Wed, Apr 26, 2006 - Page 1 News List

Premier expands small three links

CROSS-STRAIT EXCHANGE Su Tseng-chang said restrictions on travel to China by residents of Taiwan's outlying islands would be eased, and added another sea route


Premier Su Tseng-chang (蘇貞昌) yesterday announced that the government was tweaking its cross-strait policy with regard to exchanges between China and Matsu and Kinmen.

Su had planned to make a celebratory announcement of the policy adjustment from Kinmen, but was forced to cancel his symbolic speech there when bad weather left him stranded at Taipei's Songshan Airport.

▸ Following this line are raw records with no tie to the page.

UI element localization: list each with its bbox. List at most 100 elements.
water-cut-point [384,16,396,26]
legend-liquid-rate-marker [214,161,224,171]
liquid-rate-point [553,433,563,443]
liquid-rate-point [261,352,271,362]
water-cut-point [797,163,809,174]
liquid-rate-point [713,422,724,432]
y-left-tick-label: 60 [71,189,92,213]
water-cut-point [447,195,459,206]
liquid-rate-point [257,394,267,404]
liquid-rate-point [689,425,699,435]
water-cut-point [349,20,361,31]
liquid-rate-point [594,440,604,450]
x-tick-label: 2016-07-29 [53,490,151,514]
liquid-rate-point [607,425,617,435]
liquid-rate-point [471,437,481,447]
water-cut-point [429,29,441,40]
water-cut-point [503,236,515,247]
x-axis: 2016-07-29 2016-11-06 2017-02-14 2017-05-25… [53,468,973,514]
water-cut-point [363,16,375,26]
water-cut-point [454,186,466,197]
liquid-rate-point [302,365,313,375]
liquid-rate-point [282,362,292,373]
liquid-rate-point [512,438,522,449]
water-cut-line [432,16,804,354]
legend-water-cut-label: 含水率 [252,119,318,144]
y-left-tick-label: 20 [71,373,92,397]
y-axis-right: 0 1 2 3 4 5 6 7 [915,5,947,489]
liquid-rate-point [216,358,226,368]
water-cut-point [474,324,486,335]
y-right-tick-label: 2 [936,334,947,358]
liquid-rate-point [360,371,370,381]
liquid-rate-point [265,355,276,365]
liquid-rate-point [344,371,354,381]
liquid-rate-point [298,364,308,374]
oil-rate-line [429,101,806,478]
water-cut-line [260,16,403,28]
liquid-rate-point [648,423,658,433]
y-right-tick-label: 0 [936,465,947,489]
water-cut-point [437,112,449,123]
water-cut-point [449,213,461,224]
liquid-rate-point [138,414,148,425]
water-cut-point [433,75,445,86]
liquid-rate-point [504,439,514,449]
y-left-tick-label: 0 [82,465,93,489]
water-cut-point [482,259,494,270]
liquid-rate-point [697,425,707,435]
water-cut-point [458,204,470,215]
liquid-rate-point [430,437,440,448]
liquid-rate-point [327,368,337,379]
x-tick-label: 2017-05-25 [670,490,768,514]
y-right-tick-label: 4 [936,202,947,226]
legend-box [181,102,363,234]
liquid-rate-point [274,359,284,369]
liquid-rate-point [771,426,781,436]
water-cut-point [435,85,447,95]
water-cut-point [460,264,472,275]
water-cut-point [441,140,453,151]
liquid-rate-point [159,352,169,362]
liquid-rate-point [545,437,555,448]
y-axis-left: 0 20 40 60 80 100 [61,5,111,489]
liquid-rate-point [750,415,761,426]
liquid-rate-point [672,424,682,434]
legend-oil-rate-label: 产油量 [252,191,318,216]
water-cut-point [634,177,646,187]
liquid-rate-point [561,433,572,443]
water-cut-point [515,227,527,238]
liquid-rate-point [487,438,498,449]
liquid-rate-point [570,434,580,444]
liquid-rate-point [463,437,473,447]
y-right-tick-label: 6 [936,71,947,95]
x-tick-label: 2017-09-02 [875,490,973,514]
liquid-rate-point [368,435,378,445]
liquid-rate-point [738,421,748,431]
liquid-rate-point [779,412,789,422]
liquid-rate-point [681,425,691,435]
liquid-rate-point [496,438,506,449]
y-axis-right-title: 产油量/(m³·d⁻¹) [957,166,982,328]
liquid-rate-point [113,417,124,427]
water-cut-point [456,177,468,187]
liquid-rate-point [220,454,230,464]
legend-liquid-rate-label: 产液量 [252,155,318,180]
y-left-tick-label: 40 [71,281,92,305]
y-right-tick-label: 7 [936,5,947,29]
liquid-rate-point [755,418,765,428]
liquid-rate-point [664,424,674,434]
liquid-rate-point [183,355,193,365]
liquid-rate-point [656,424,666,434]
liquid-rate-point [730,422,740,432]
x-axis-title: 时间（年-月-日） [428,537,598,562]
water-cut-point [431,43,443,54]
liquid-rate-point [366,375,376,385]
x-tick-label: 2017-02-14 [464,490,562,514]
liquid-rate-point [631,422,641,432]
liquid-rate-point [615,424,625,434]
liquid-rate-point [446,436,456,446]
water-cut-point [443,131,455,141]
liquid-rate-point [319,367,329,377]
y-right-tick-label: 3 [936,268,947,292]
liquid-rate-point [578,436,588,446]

The government allows postal, cargo and personal transport via sea links between Kinmen and Xiamen, as well as Matsu and Fuzhou under the "small three links." Regulations restrict the exchanges to residents of Kinmen and Matsu, traveling in a group with a minimum of 10 people.

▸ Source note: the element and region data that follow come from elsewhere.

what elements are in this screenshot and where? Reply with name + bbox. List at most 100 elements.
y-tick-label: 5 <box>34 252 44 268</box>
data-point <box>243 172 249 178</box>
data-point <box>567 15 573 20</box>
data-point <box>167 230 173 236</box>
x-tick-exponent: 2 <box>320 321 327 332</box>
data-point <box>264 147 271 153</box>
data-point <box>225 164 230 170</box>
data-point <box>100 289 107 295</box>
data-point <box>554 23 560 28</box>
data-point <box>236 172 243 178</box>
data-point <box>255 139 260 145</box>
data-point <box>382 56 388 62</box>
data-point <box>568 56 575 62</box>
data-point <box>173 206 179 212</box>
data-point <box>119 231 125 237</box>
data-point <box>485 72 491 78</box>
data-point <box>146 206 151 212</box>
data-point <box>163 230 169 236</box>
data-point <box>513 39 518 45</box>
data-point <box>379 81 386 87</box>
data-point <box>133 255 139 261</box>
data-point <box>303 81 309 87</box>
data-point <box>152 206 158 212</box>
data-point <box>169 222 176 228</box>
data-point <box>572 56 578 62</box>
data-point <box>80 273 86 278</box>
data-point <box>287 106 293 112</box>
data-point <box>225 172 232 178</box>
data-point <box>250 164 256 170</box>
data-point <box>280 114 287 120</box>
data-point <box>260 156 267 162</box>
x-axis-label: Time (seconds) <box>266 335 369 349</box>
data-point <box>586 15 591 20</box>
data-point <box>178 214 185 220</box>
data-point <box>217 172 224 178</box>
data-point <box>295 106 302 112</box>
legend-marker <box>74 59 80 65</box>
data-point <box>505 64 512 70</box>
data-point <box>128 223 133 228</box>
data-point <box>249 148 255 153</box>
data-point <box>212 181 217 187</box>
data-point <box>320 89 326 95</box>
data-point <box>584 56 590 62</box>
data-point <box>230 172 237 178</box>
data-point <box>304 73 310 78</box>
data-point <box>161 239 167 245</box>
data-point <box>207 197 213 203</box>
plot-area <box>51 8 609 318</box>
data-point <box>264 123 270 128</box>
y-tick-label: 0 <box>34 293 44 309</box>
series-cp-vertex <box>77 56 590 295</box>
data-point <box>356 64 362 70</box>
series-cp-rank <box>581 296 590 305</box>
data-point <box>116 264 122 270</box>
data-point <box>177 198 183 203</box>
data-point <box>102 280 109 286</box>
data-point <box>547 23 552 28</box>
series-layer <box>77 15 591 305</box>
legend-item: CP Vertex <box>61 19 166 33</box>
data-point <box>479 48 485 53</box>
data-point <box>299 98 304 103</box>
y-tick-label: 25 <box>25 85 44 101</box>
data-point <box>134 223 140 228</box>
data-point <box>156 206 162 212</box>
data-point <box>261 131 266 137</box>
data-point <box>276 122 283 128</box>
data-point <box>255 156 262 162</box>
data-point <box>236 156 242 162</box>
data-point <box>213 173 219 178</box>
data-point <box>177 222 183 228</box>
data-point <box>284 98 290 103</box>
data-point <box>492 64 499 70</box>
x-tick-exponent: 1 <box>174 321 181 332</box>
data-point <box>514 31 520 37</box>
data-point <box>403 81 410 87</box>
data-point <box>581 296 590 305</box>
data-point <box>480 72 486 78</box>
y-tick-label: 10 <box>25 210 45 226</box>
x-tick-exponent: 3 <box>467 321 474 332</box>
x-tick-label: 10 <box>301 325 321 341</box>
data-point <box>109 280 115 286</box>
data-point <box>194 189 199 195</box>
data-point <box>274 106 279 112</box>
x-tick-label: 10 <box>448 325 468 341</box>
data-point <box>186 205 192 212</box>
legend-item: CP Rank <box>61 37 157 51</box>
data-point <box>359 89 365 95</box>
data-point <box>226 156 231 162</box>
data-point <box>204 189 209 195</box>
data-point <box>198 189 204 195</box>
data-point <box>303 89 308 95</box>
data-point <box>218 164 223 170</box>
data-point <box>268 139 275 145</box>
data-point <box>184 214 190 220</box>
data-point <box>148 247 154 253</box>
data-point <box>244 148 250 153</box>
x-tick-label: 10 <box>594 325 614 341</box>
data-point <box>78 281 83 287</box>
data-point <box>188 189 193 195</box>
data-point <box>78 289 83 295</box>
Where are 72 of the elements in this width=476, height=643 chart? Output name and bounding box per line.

However, Su announced that starting next Monday, the government will suspend the minimum group requirement -- permitting individuals to travel alone -- and will add a new shipping route between Kinmen and Quanzhou on June 1.

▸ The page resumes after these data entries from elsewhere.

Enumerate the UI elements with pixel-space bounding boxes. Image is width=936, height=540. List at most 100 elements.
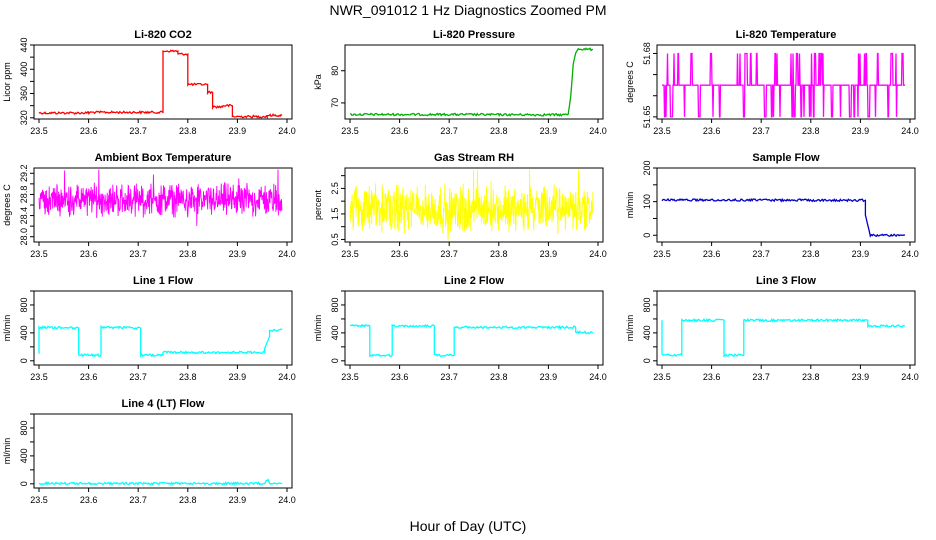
panel-8: Line 2 Flow ml/min 23.5 23.6 23.7 23.8 23.9 24.…: [313, 275, 607, 382]
panel-title: Li-820 CO2: [134, 29, 191, 41]
panel-1: Li-820 CO2 Licor ppm 23.5 23.6 23.7 23.8 23.9 2…: [2, 29, 296, 136]
x-tick-label: 23.8: [179, 372, 197, 382]
x-tick-label: 23.7: [129, 126, 147, 136]
x-tick-label: 23.6: [80, 249, 98, 259]
x-tick-label: 23.9: [229, 372, 247, 382]
x-tick-label: 23.5: [30, 126, 48, 136]
y-tick-label: 0: [330, 358, 340, 363]
x-tick-label: 23.6: [703, 126, 721, 136]
panel-9: Line 3 Flow ml/min 23.5 23.6 23.7 23.8 23.9 24.…: [625, 275, 919, 382]
y-tick-label: 200: [642, 160, 652, 175]
x-tick-label: 23.9: [852, 372, 870, 382]
x-tick-label: 23.6: [703, 372, 721, 382]
y-tick-label: 100: [642, 194, 652, 209]
x-tick-label: 23.6: [391, 372, 409, 382]
x-tick-label: 23.6: [80, 372, 98, 382]
plot-frame: [656, 290, 916, 366]
panel-2: Li-820 Pressure kPa 23.5 23.6 23.7 23.8 23.9 24…: [313, 29, 607, 136]
y-tick-label: 400: [642, 325, 652, 340]
plot-frame: [33, 413, 293, 489]
x-tick-label: 24.0: [278, 372, 296, 382]
panel-title: Line 4 (LT) Flow: [122, 398, 205, 410]
x-tick-label: 23.7: [129, 249, 147, 259]
panel-ylabel: Licor ppm: [2, 62, 12, 102]
x-tick-label: 23.8: [802, 249, 820, 259]
x-tick-label: 23.6: [391, 249, 409, 259]
x-tick-label: 23.7: [440, 249, 458, 259]
y-tick-label: 51.65: [642, 106, 652, 129]
plot-frame: [344, 44, 604, 120]
x-tick-label: 24.0: [589, 126, 607, 136]
panel-ylabel: ml/min: [625, 192, 635, 219]
x-tick-label: 23.9: [229, 495, 247, 505]
x-tick-label: 23.5: [653, 126, 671, 136]
x-tick-label: 24.0: [901, 126, 919, 136]
x-tick-label: 23.8: [490, 126, 508, 136]
x-tick-label: 23.7: [752, 126, 770, 136]
figure-title: NWR_091012 1 Hz Diagnostics Zoomed PM: [329, 2, 607, 18]
x-tick-label: 24.0: [901, 372, 919, 382]
x-tick-label: 23.8: [490, 372, 508, 382]
x-tick-label: 23.5: [653, 249, 671, 259]
series-line: [39, 478, 282, 486]
plot-frame: [33, 44, 293, 120]
panel-ylabel: ml/min: [2, 438, 12, 465]
x-tick-label: 24.0: [278, 495, 296, 505]
plot-frame: [33, 290, 293, 366]
x-tick-label: 23.7: [440, 126, 458, 136]
panel-title: Line 1 Flow: [133, 275, 193, 287]
x-tick-label: 23.5: [30, 249, 48, 259]
y-tick-label: 320: [19, 110, 29, 125]
plot-frame: [344, 290, 604, 366]
panel-title: Li-820 Pressure: [433, 29, 515, 41]
x-tick-label: 23.6: [703, 249, 721, 259]
y-tick-label: 400: [330, 325, 340, 340]
panel-5: Gas Stream RH percent 23.5 23.6 23.7 23.8 23.9…: [313, 152, 607, 259]
y-tick-label: 0.5: [330, 233, 340, 246]
x-tick-label: 23.7: [129, 495, 147, 505]
y-tick-label: 51.68: [642, 42, 652, 65]
y-tick-label: 400: [19, 325, 29, 340]
series-line: [349, 323, 594, 358]
y-tick-label: 28.0: [19, 228, 29, 246]
series-line: [661, 317, 906, 358]
x-tick-label: 23.9: [852, 126, 870, 136]
plot-frame: [656, 44, 916, 120]
x-tick-label: 23.8: [179, 126, 197, 136]
x-tick-label: 23.9: [540, 126, 558, 136]
x-tick-label: 23.5: [653, 372, 671, 382]
x-tick-label: 23.5: [30, 495, 48, 505]
x-tick-label: 24.0: [278, 249, 296, 259]
x-tick-label: 23.6: [80, 495, 98, 505]
panel-title: Sample Flow: [752, 152, 820, 164]
panel-4: Ambient Box Temperature degrees C 23.5 23.6…: [2, 152, 296, 259]
series-line: [661, 197, 906, 238]
series-line: [38, 49, 283, 119]
panel-title: Line 3 Flow: [756, 275, 816, 287]
x-tick-label: 23.5: [341, 372, 359, 382]
y-tick-label: 440: [19, 37, 29, 52]
y-tick-label: 80: [330, 66, 340, 76]
y-tick-label: 800: [330, 297, 340, 312]
y-tick-label: 0: [642, 358, 652, 363]
series-line: [349, 169, 594, 241]
panel-title: Li-820 Temperature: [736, 29, 837, 41]
x-tick-label: 23.6: [80, 126, 98, 136]
y-tick-label: 29.2: [19, 165, 29, 183]
x-tick-label: 23.8: [179, 249, 197, 259]
panel-10: Line 4 (LT) Flow ml/min 23.5 23.6 23.7 23.8 23…: [2, 398, 296, 505]
y-tick-label: 400: [19, 62, 29, 77]
series-line: [349, 47, 593, 117]
x-tick-label: 23.7: [129, 372, 147, 382]
y-tick-label: 800: [19, 420, 29, 435]
series-line: [662, 52, 905, 118]
plot-frame: [656, 167, 916, 243]
y-tick-label: 400: [19, 448, 29, 463]
x-tick-label: 23.9: [229, 126, 247, 136]
y-tick-label: 0: [642, 233, 652, 238]
x-tick-label: 23.5: [30, 372, 48, 382]
x-tick-label: 24.0: [278, 126, 296, 136]
x-tick-label: 23.6: [391, 126, 409, 136]
panel-6: Sample Flow ml/min 23.5 23.6 23.7 23.8 23.9 24.…: [625, 152, 919, 259]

"This idea came from Chinese Nationalist Party [KMT] Legislator Tsao Erh-chang (曹爾忠) when he was asking me to do so on the legislative floor on March 24," Su said. "After we discussed this idea with the president, the National Security Council and the Mainland Affairs Council, the president made the decision."

In addition, people who are registered residents of Kinmen or Matsu for at least six months will also be allowed to use the small three links to travel to and from China accompanied by dependents and relatives who do not live on the islands.

Taiwanese businesspeople with operations in China, veterans who were born in Fujian Province or who have Fujianese ancestry and Fujian residents married to Taiwanese may also use the small three links.

The small three links were implemented on Jan. 1, 2001. In the first year, approximately 25,000 people traveled using the links. That number has climbed steadily, and last year 555,000 travelers had taken advantage of the links to travel to China.

Su also extended an invitation to the Chinese government to participate in search-and-rescue drills in the area.

Su said the two governments should be able to cooperate more effectively during such operations to ensure the safety of passengers who travel between Taiwan and China by sea.

"If they [Chinese rescuers] and we are familiar with the drills, we will be able to help whoever needs help at the first instance, and could save a lot of lives should an accident take place," Su said.

"We believe that the relationship between Taiwan and China should be to help each other instead of fight each other," he said. "I must say, these new decisions were the results of our brainstorming instead of impromptu statements."

Su said that President Chen Shui-bian (陳水扁) had participated in and approved the policy shift, perhaps in response to recent speculation that Chen and Su had had a falling out.

The premier was planning to lead a group of 45 reporters to land on Kinmen and make his announcements there. However, the continuous heavy rain forced the air force to cancel the flight. Su then organized a press conference at the Songshan air base.